After Thursday’s vote, Won said that the project would have 1,436 permanently affordable units, an increase from the 1,100 the developers agreed to in August. That includes 500 apartments to be rented at 30 percent of the area median income, or $40,000 for a family of four, and 157 units for the formerly homeless.
The overall number of apartments in the project has also risen, from 2,800 to 3,200, according to Council Speaker Adrienne Adams’ office. The new totals also increase the percentage of affordable units slightly, from 40 percent to 44 percent.
“This vote is only a preliminary approval of this project,” said Won. “We’ve been negotiating daily to secure unprecedented levels of affordability for my immigrant and working-class community. I am diligently finalizing negotiations for commitments from the developer and the mayoral administration.”
Ultimately, the $2 billion project still has to be approved by the council’s land use committee and the full City Council in order to move forward.
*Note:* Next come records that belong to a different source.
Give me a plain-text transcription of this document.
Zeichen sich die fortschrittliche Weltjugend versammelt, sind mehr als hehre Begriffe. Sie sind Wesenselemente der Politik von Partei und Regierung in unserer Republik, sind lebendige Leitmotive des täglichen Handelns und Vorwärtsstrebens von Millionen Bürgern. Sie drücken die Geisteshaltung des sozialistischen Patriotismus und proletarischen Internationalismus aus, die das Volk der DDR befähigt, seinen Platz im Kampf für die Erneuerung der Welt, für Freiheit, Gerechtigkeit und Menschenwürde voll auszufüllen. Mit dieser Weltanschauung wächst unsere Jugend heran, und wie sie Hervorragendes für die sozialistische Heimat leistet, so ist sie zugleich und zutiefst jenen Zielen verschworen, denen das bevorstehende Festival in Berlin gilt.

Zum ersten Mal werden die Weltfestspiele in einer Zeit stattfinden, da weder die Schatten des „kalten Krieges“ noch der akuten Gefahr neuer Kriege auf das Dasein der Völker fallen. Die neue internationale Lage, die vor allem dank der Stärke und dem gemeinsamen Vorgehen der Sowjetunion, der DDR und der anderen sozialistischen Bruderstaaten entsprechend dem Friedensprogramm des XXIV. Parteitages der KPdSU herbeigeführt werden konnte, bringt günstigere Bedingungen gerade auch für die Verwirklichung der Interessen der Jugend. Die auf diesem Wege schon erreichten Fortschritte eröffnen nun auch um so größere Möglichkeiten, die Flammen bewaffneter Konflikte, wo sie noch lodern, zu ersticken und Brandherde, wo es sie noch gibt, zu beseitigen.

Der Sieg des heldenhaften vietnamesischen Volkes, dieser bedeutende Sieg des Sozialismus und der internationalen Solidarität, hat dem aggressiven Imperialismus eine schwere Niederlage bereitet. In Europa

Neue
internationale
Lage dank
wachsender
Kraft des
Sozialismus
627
The council is the final step in the nine-month-long rezoning process, which also includes a recommendation from the borough president. Other members usually follow the lead of the local councilemember on their votes, but that’s not always the case.
Queens Borough President Donovan Richards had initially opposed the mega-project, but did an about-face when the city’s Department of Housing Preservation and Development told him it would finance 15 percent of the affordable housing. He has clashed with Won over the project, along with several other western Queens politicians who oppose it.
Rep. Alexandria Ocasio-Cortez, whose district ends a few blocks from the site, agrees with Won, releasing a statement Wednesday night that any large new development in the district should be “majority affordable.”
“The vast majority of Innovation QNS units will be at a luxury rate, and the developer has only agreed that 25 percent of units will be permanently affordable — far below the 50 percent of Astoria residents whose incomes fall below affordability guidelines,” she said in a statement. “Promises of a 40 percent affordability rate rely on the city subsidizing 15 percent of those units, to which the city has yet to agree.”
A spokesperson for the developers didn’t immediately return a request for comment.